R: Descobri que era diferente aos 4 anos. Sabia que alguma coisa não estava certa. Alguma coisa relacionada com o meu género. Nessa altura não sabia o que era. Só mais tarde, quando estudava no secundário conheci a internet e descobri a palavra TID (transtorno de identidade de género). Antes disso, tinha conhecimento sobre gays, mas sabia que isso não descrevia o que sentia ou quem era.
P: Você tem um texto que diz “Eu não existo” e que clarifica essa questão. Que problemas sofre uma pessoa trans em África?
R: Escrevi esse texto em lamentação pelo único facto de que embora tenha um cartão de identidade, este está sob um nome que não uso, que não posso usar e que recuso-me a usar. Além disso, tem a fotografia de alguém que não se parece em nada comigo. Portanto, mesmo que diga a alguém que aquele é o meu cartão de identidade, dificilmente acreditariam em mim.
E mais, obter um novo cartão de identidade com o meu novo nome não é permitido. As leis actuais podem permitir a mudança de nome mas não permitem a mudança de sexo. Além disso, a mudança de nome raramente é aprovada se for claramente a alteração de um nome masculino para feminino ou vice-versa. É por isso que me auto-intitulei de “alienígena”.
P: Como se sente agora que se submeteu a uma cirurgia de alteração de sexo? O que pensam os seus amigos e familiares sobre o assunto?
R: Deixe-me clarificar que ainda não me submeti à SRS. O que eu fiz foi castração.
Considerando as razões porque a fiz, os familiares e amigos que me apoiam não têm problema com isto, embora me tenham questionado com frequência se pretendo ter filhos. Disse-lhes que não me importava não ter filhos do meu próprio sangue/esperma pelo simples facto de significar que os meios (para ter bebés) não seriam aceitáveis para mim.
P: De que forma a sua vida mudou agora que é uma mulher transgênere?

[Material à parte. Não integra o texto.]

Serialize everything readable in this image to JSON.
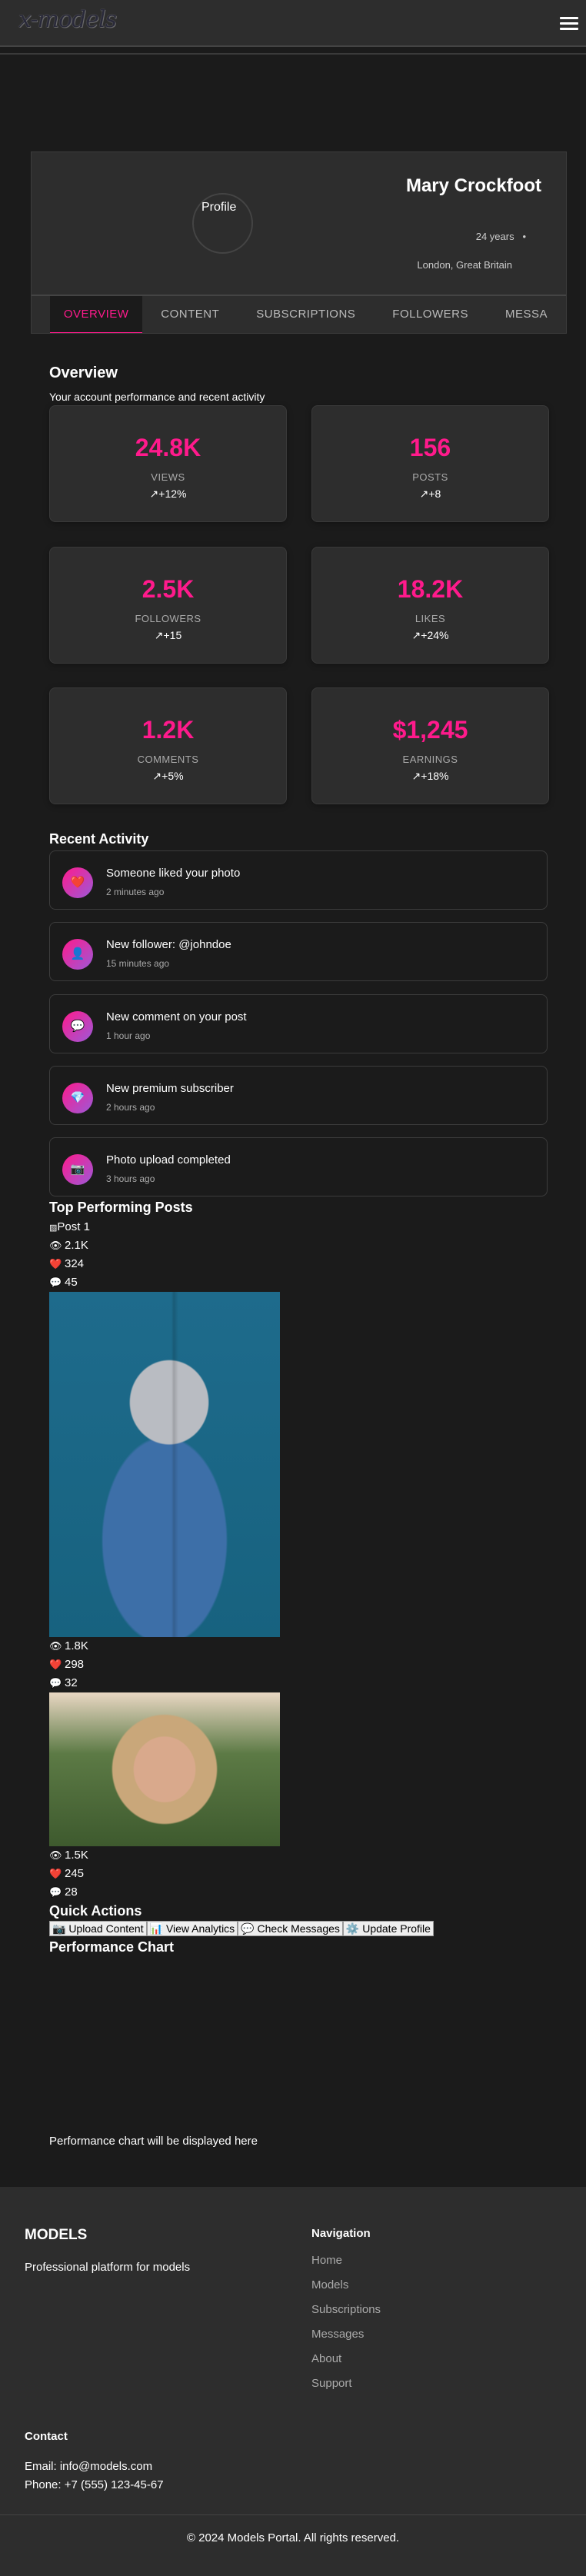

R: Sou uma pessoa mais feliz e mais realizada. Sinto-me rejuvenescida, sinto-me feliz praticamente todos os dias e para mim, viver ganhou novo significado. Sou muito, muito melhor do que há uns anos.
P: Como descreveria a blogoesfera LGBT em África?
R: Existem uns quantos bloguers LGBTI em África (sim, as pessoas tendem a esquecer o “I” e no entanto faz parte da sigla) mas os que vi ajudam de facto a melhorar a imagem da LGBTI na sociedade. Ouvi pessoas dizerem-me que os seus pontos de vista haviam mudado simplesmente por terem lido alguma coisa no meu blogue ou no blogue de outra pessoa LGBTI. Espero de facto, ver cada vez mais bloguers LGBTI por aí e cada vez mais específicos como uma pessoa hermafrodita que partilhe sobre a sua sobrevivência, desafios e alegrias connosco de forma a aprendermos mais e aumentarmos os nossos níveis de tolerância.
P: Os blogues têm ajudado na comunicação de temas LGBT no Quénia e com que progressos?
R: Sim. Penso que muita coisa mudou e porque as pessoas lêem os blogues escritos por pessoas LGBTI, cria-se cada vez mais consciência. Há muitos blogues por aí com publicações diárias e sinto que isso ajudou. Um amigo bloguer atribuiu-me o nome da primeira bloguer transgênere queniana e sinto-me bastante honrada. Fico feliz porque através do meu blogue muita gente aprendeu imenso sobre pessoas trans e sobre a comunidade rosa em geral.
P: O que pensa sobre o futuro dos blogues no que toca à LGBT?
R: Penso que o futuro precisa agora de mudar para questões mais pessoais. Tendo em conta o aumento da consciência a cada dia que passa, é preciso espalhar a palavra sobre este tipo de blogues. O único problema é que existem pessoas que não se expõem ou bloguers sem visibilidade e esse anonimato constitui um prejuízo garantido.